The statement in Muscogee Manufacturing Co. v. Eagle Phenix Mills, 126 Ga. 210 (7) (54 S.E. 1028, 7 L.R.A. (N.S.) 1139), that if two estates in the same property united in the same person in the same capacity, and it is contended that no merger took place, the person making such contention, if entitled so to do, must allege and prove facts negativing the existence of such merger, does not mean that if on the face of the instruments themselves it affirmatively appears that no merger took place, aliunde proof of that negative fact should be given. Nor was anything contrary to what we now hold ruled in Landrum v.Carey, 185 Ga. 76 (194 S.E. 362). In Pitts Banking Co. v.Fenn, 160 Ga. 854 (129 S.E. 105), the rule was distinctly recognized that the intention that a merger should not take place might appear expressly from the writings themselves. We hold this to be that kind of a case. *689

2. There is no merit in the contention that Clarke, as the substituted trustee, had no right to expose the property for sale.
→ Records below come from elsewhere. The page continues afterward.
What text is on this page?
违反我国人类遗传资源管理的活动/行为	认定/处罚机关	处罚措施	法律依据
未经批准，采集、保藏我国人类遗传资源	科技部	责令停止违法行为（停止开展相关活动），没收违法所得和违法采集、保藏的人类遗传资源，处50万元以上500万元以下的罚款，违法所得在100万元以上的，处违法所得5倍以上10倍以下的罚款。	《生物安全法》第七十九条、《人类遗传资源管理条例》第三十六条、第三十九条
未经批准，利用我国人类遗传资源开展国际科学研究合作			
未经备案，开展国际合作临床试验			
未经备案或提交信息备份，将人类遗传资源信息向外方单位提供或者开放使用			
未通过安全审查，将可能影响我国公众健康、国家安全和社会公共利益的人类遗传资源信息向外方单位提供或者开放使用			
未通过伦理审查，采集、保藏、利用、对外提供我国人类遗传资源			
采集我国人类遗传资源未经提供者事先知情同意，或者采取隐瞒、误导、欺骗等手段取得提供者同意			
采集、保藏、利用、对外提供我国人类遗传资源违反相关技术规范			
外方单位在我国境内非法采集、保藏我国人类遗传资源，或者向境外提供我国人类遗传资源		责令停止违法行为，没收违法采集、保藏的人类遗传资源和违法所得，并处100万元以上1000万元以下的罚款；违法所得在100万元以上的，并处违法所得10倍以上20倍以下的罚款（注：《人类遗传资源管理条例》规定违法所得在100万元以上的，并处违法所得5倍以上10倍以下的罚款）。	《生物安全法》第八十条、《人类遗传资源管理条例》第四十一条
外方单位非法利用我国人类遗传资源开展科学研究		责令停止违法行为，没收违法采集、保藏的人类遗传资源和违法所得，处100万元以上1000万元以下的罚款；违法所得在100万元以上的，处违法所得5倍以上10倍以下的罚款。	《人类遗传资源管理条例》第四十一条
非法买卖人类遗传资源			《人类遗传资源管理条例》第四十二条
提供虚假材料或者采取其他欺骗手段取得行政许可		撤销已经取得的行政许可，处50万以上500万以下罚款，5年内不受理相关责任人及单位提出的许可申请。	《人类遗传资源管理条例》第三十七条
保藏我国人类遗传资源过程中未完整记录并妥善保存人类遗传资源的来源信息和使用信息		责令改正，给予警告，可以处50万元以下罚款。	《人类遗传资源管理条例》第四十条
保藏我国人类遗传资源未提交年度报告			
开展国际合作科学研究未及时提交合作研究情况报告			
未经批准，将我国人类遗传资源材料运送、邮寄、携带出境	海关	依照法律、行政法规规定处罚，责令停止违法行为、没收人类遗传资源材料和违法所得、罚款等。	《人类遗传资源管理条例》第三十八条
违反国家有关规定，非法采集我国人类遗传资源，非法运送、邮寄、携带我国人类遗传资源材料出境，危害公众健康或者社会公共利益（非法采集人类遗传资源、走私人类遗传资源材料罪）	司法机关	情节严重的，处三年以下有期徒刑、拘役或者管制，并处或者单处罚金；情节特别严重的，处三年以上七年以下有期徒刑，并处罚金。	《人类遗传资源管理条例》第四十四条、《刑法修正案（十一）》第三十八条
The trustee originally named who had the power of sale was the Merchants Mechanics Banking Loan Company. There is an express provision in the deed, in the clause thereof numbered seven, providing for the creation of a new trustee by the holder or holders of the obligation secured thereby. This record affirmatively shows that Clarke was, by formal action of the holder of the debt secured by the deed, substituted trustee, with all the powers of the one originally named.

Judgment affirmed. All the Justices concur.